Closed ghost closed 2 years ago
Hi, The Representation Unification module only consumes CPU resources, our experience is that RU takes around 20G per thread and the memory consumption relies heavily on the base errors level of ONT data, What Guppy version you are using for your ONT data?
You might try to add the option --partition_size=5
and --min_af=0.2
to step 5 of RU and to check if it could run to an end. These settings are for debugging only. To train a model for production, we won't suggest a high --min_af
or a low --partition_size
.
I have been testing with other versions of Guppy and it works perfect for me! Thank you very much! But one doubt I have... in the Training section, the ONT HG002 data is split into 1, 2, 3... Does this mean that you download the different parts and merge them? Or do you treat them independently?
That‘s great to hear it works!
Pileup training takes input bam to create pileup tensors, handles the bam in parallel with multiple coverages, chromosomes and chunks. Full-alignment training takes the phased alignment as input, and for efficiency, we split the input bam into multiple phased bams(in whatshap haplotag step), and for each chromosome, we also handle them into multiple chunks, and then create tensors and merge into binaries for training.
So, we consider only one input bam(including all contigs) to handle for each sample, and we split and handle the input bam independently for efficiency.
I am referring to the data before the alignment, for example in HG002 of the Training section, if I access the link to download the data, a very long list of FASTQ appears, and I do not understand if these have been aligned independently to obtain a huge dataset or if the ones I underline in yellow in the screenshot have been concatenated and then aligned...
Oh, these raw fastqs are different GridION sequence runs of HG002, you can either 1. merge these fastqs to get a large fastqs file and then do alignment to get a high-coverage BAM file, or 2. align each fastq to get multiple low-coverage BAMs and then apply samtools merge
to get the same high-coverage alignment as step 1.
In this case, GM24385_x_Guppy_4.2.2_prom.fastq.gz
(x from 1-3) will generate a HG002 WGS BAM file with ~85x, if you align all the fastqs in the link, the coverage will reach ~432x.

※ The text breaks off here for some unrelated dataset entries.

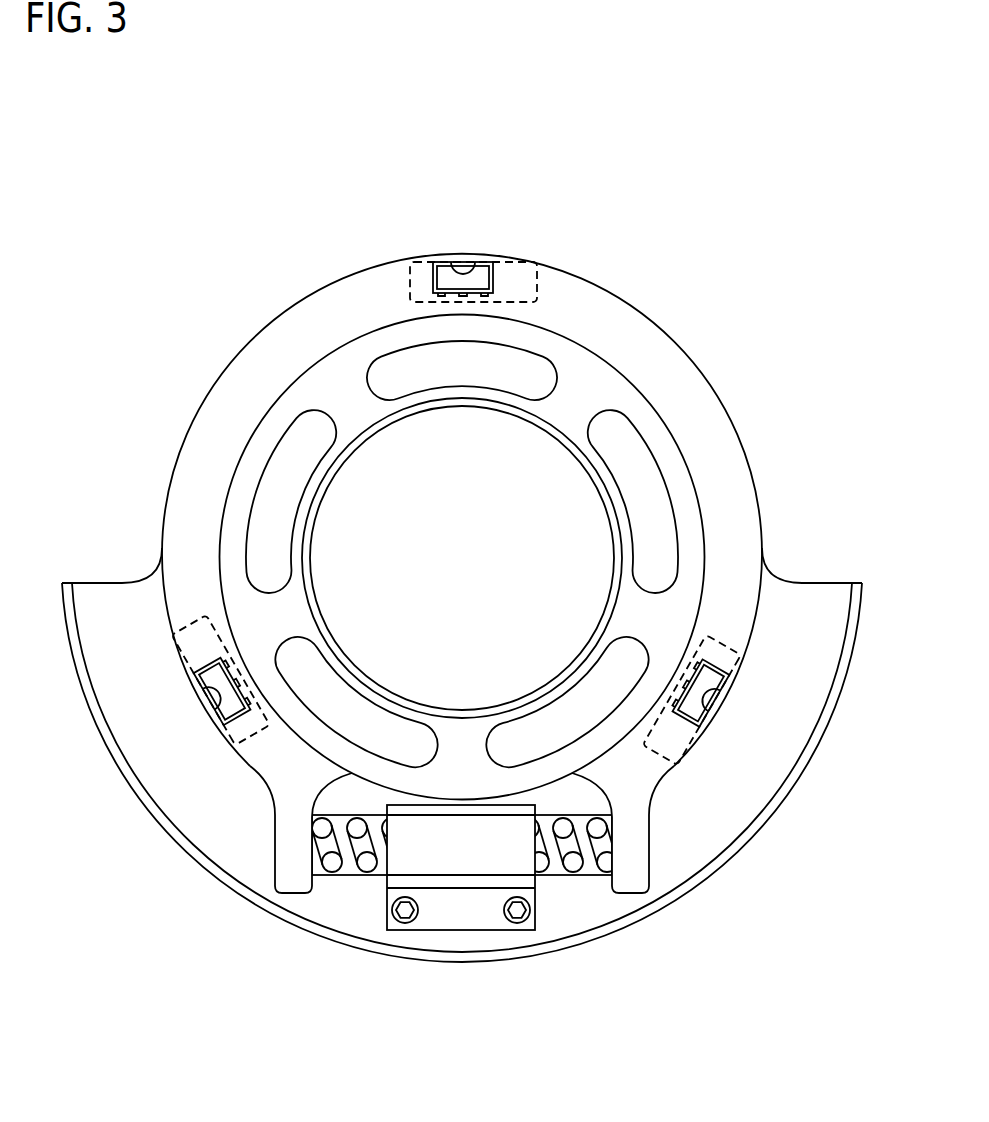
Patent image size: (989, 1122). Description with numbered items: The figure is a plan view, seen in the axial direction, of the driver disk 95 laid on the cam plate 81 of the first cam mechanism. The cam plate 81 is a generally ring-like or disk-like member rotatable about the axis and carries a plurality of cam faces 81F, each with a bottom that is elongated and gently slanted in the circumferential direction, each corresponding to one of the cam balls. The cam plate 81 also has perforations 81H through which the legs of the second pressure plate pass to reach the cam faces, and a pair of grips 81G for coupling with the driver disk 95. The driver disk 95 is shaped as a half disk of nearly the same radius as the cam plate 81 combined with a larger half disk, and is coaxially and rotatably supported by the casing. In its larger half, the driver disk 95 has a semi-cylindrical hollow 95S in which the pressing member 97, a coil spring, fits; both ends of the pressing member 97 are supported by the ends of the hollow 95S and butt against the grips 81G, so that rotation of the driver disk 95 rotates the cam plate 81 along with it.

The cam plate 81 is at (653, 320).
The cam face 81F is at (465, 372).
The grip 81G is at (262, 853).
The perforation 81H is at (470, 261).
The driver disk 95 is at (462, 963).
The hollow 95S is at (590, 860).
The pressing member 97 is at (368, 875).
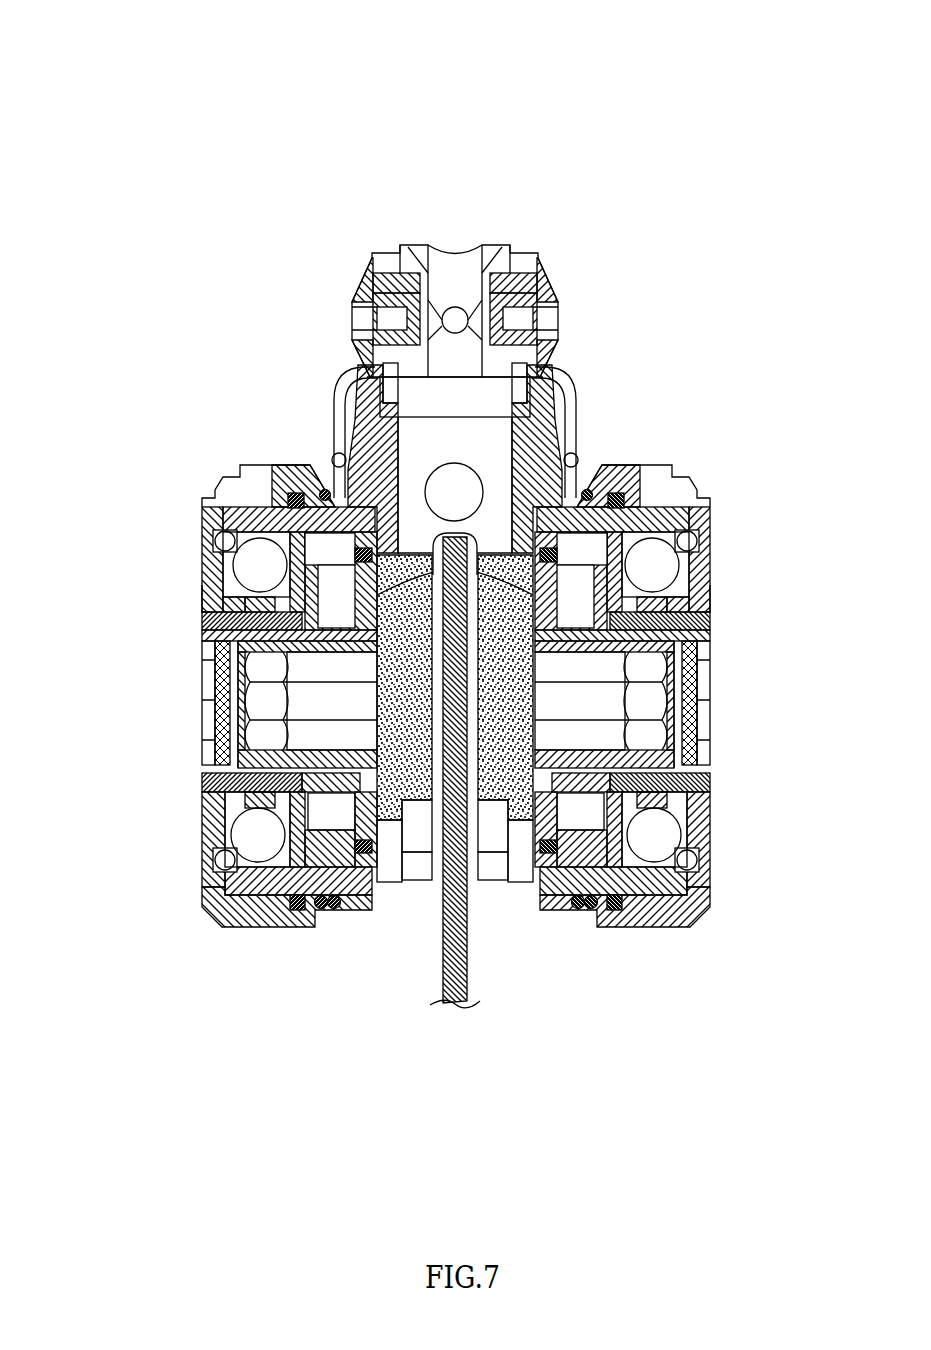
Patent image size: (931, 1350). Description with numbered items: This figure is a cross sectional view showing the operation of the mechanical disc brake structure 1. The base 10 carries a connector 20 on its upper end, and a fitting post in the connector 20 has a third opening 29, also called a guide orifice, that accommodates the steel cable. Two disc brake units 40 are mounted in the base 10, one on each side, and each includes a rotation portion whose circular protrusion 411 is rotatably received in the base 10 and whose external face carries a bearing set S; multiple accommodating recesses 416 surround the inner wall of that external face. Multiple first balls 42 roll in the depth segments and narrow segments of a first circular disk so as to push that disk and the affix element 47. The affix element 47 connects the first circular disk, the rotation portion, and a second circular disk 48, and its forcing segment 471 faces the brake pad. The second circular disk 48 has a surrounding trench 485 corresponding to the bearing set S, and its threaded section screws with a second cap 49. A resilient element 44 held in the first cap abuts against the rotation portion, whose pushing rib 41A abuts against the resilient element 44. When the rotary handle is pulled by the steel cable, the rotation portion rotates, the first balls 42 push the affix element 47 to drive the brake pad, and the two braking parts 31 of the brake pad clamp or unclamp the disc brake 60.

The mechanical disc brake structure 1 is at (753, 213).
The base 10 is at (207, 933).
The connector 20 is at (583, 296).
The third opening 29 is at (455, 268).
The braking parts 31 is at (202, 774).
The disc brake unit 40 is at (363, 938).
The pushing rib 41A is at (350, 913).
The circular protrusion 411 is at (257, 487).
The accommodating recesses 416 is at (302, 498).
The first balls 42 is at (262, 556).
The resilient element 44 is at (318, 910).
The affix element 47 is at (300, 617).
The forcing segment 471 is at (423, 556).
The second circular disk 48 is at (213, 563).
The surrounding trench 485 is at (202, 593).
The second cap 49 is at (222, 685).
The disc brake 60 is at (467, 940).
The bearing set S is at (222, 542).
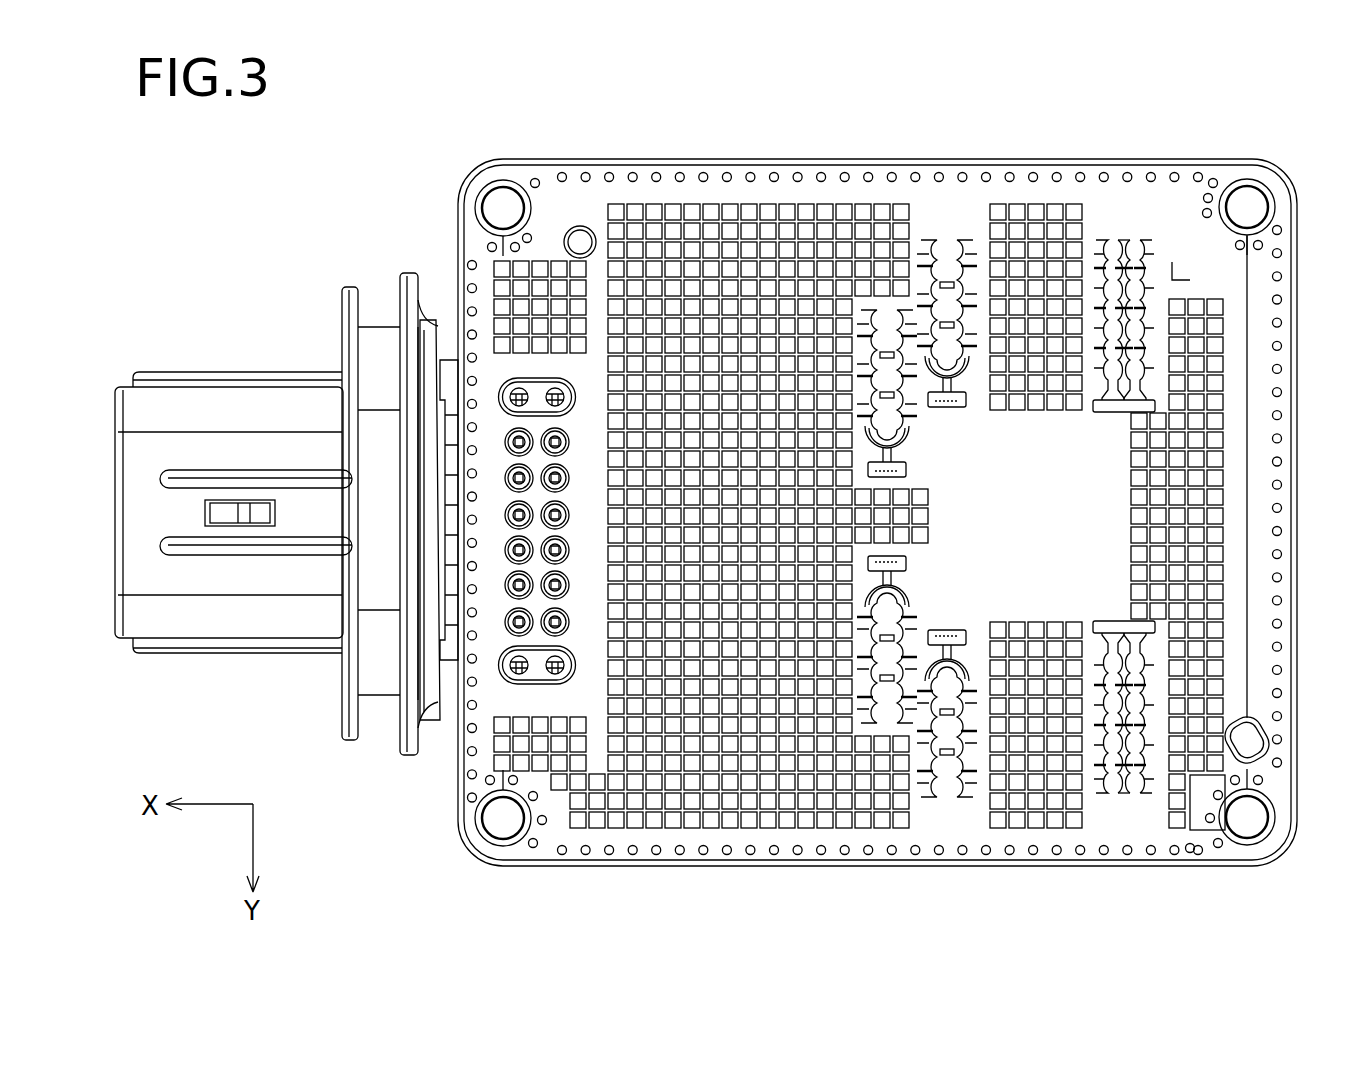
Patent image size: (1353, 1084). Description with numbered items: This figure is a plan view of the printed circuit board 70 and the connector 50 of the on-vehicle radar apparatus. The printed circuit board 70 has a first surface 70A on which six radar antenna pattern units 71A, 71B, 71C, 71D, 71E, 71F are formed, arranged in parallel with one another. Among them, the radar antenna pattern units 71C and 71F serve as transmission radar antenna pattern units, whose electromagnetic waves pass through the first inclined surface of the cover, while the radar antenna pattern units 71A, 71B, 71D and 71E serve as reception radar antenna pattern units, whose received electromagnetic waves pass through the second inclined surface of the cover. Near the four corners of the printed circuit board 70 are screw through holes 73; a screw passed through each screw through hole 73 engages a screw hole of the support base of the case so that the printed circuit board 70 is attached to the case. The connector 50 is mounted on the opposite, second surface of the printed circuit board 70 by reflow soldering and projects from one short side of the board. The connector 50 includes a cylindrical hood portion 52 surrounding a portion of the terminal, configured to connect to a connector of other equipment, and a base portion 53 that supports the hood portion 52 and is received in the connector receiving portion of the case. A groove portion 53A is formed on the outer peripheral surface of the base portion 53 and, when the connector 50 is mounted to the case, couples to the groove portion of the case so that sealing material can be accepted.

The connector 50 is at (113, 383).
The hood portion 52 is at (230, 412).
The base portion 53 is at (390, 305).
The groove portion 53A is at (408, 668).
The printed circuit board 70 is at (1046, 153).
The first surface 70A is at (943, 215).
The radar antenna pattern unit 71A is at (905, 310).
The radar antenna pattern unit 71B is at (968, 240).
The radar antenna pattern unit 71C is at (1140, 240).
The radar antenna pattern unit 71D is at (905, 725).
The radar antenna pattern unit 71E is at (968, 797).
The radar antenna pattern unit 71F is at (1138, 793).
The screw through hole 73 is at (493, 203).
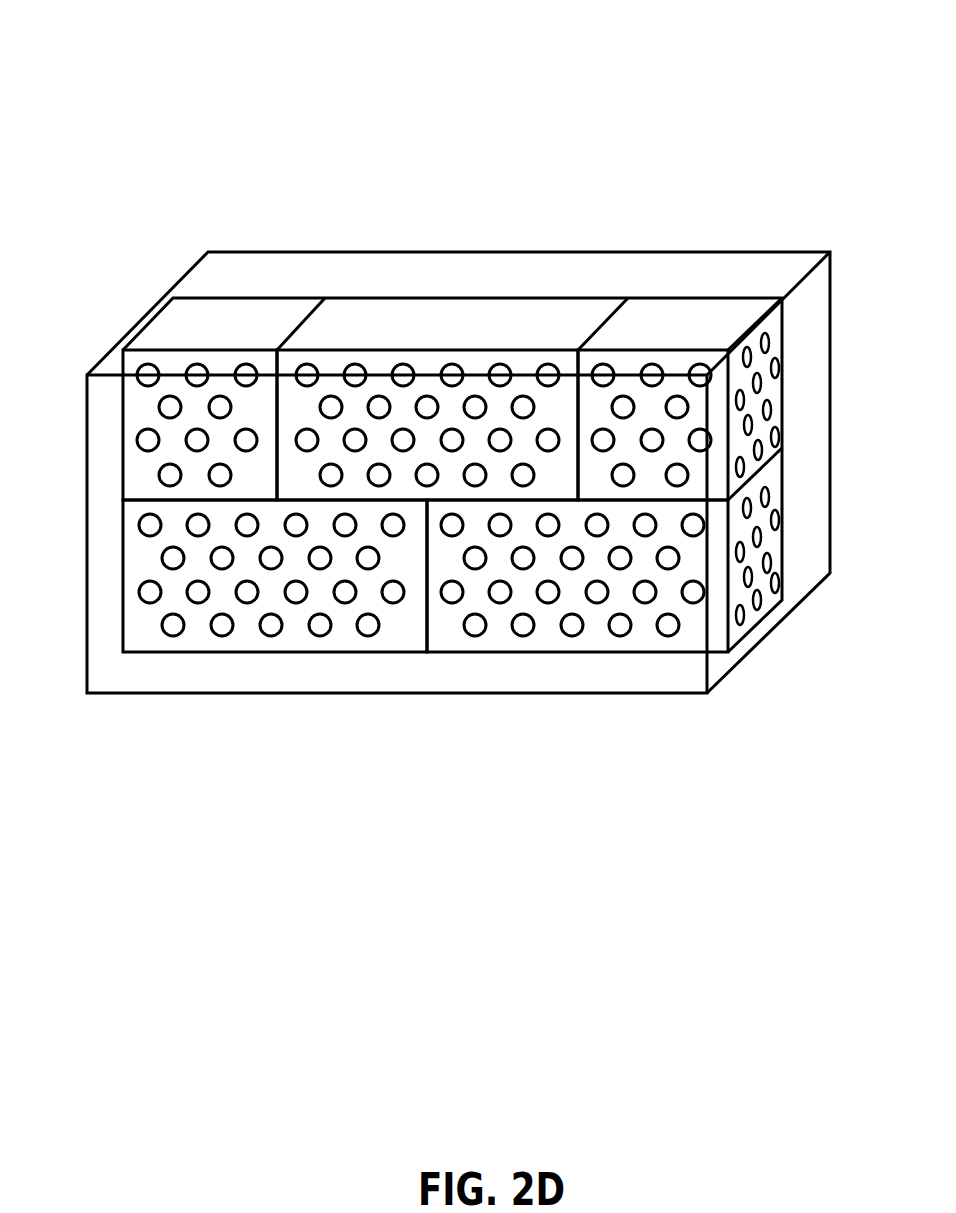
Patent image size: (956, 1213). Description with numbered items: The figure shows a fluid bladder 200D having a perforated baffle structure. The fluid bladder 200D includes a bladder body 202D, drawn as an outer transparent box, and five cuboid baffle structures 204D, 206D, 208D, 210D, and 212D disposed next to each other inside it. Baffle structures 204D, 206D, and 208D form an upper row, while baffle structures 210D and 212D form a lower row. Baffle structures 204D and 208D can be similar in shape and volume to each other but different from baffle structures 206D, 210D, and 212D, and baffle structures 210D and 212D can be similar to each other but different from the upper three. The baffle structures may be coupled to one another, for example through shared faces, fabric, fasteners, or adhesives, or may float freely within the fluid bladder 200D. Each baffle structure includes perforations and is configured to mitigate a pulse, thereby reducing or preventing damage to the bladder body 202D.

Also, these data are basecalled by Guppy4.2.2, if you don't stick in this specific Guppy version, we suggest you use more accurate Guppy5 data here, We have basecalled the Guppy5 hac and sup model for HG002-HG005 data. Hope it help!
Hello!
I am trying with the RepresentationUnification module to get a unified VCF from an ONT BAM of about 100GB. I've been trying to run the RepresentationUnification module on RTX2070 and 1080 for several days but I get nothing, the processes consume all the RAM and never finish.... Any advice?